Eight years later, the same editor, Bill Rosemann, got in touch again. This time he had a project in mind, and it was perfect. For Marvel’s 70th anniversary, they were putting together a series of single issue stories about some of the earliest Marvel heroes. In my case, Bill asked if I would an issue about the Phantom Reporter – cub reporter by day, scourge of the underworld by night. I loved the idea, and it was comics writing with training wheels. There was only one issue, no continuity worries, and the Phantom Reporter had only appeared a few times back in the early comics, so I was free to make up as much as I needed to.

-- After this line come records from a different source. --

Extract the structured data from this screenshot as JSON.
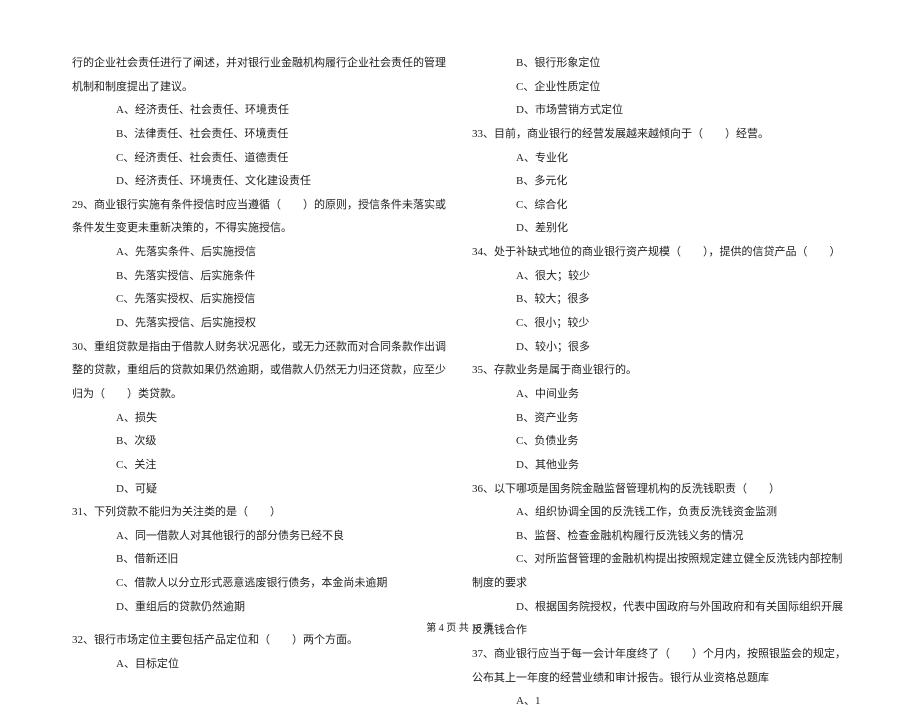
{
  "left": {
    "intro_cont": "行的企业社会责任进行了阐述，并对银行业金融机构履行企业社会责任的管理机制和制度提出了建议。",
    "q28_opts": [
      "A、经济责任、社会责任、环境责任",
      "B、法律责任、社会责任、环境责任",
      "C、经济责任、社会责任、道德责任",
      "D、经济责任、环境责任、文化建设责任"
    ],
    "q29": "29、商业银行实施有条件授信时应当遵循（　　）的原则，授信条件未落实或条件发生变更未重新决策的，不得实施授信。",
    "q29_opts": [
      "A、先落实条件、后实施授信",
      "B、先落实授信、后实施条件",
      "C、先落实授权、后实施授信",
      "D、先落实授信、后实施授权"
    ],
    "q30": "30、重组贷款是指由于借款人财务状况恶化，或无力还款而对合同条款作出调整的贷款，重组后的贷款如果仍然逾期，或借款人仍然无力归还贷款，应至少归为（　　）类贷款。",
    "q30_opts": [
      "A、损失",
      "B、次级",
      "C、关注",
      "D、可疑"
    ],
    "q31": "31、下列贷款不能归为关注类的是（　　）",
    "q31_opts": [
      "A、同一借款人对其他银行的部分债务已经不良",
      "B、借新还旧",
      "C、借款人以分立形式恶意逃废银行债务，本金尚未逾期",
      "D、重组后的贷款仍然逾期"
    ],
    "q32": "32、银行市场定位主要包括产品定位和（　　）两个方面。",
    "q32_opts": [
      "A、目标定位"
    ]
  },
  "right": {
    "q32_opts_cont": [
      "B、银行形象定位",
      "C、企业性质定位",
      "D、市场营销方式定位"
    ],
    "q33": "33、目前，商业银行的经营发展越来越倾向于（　　）经营。",
    "q33_opts": [
      "A、专业化",
      "B、多元化",
      "C、综合化",
      "D、差别化"
    ],
    "q34": "34、处于补缺式地位的商业银行资产规模（　　），提供的信贷产品（　　）",
    "q34_opts": [
      "A、很大；较少",
      "B、较大；很多",
      "C、很小；较少",
      "D、较小；很多"
    ],
    "q35": "35、存款业务是属于商业银行的。",
    "q35_opts": [
      "A、中间业务",
      "B、资产业务",
      "C、负债业务",
      "D、其他业务"
    ],
    "q36": "36、以下哪项是国务院金融监督管理机构的反洗钱职责（　　）",
    "q36_opts": [
      "A、组织协调全国的反洗钱工作，负责反洗钱资金监测",
      "B、监督、检查金融机构履行反洗钱义务的情况",
      "C、对所监督管理的金融机构提出按照规定建立健全反洗钱内部控制制度的要求",
      "D、根据国务院授权，代表中国政府与外国政府和有关国际组织开展反洗钱合作"
    ],
    "q37": "37、商业银行应当于每一会计年度终了（　　）个月内，按照银监会的规定，公布其上一年度的经营业绩和审计报告。银行从业资格总题库",
    "q37_opts": [
      "A、1"
    ]
  },
  "footer": "第 4 页 共 18 页"
}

I loved the project, but I didn’t want to learn how to write comics and then never get another crack at the medium, so Bill promised me he’d look for more work. About the time we were finishing up with the Phantom Reporter, I received another call from Bill. Would I have any interest in writing a comic with five original characters, set in the early 1930s that pushed back the origins of the Marvel Universe by several years? I’m pretty sure there’s only one answer to that question.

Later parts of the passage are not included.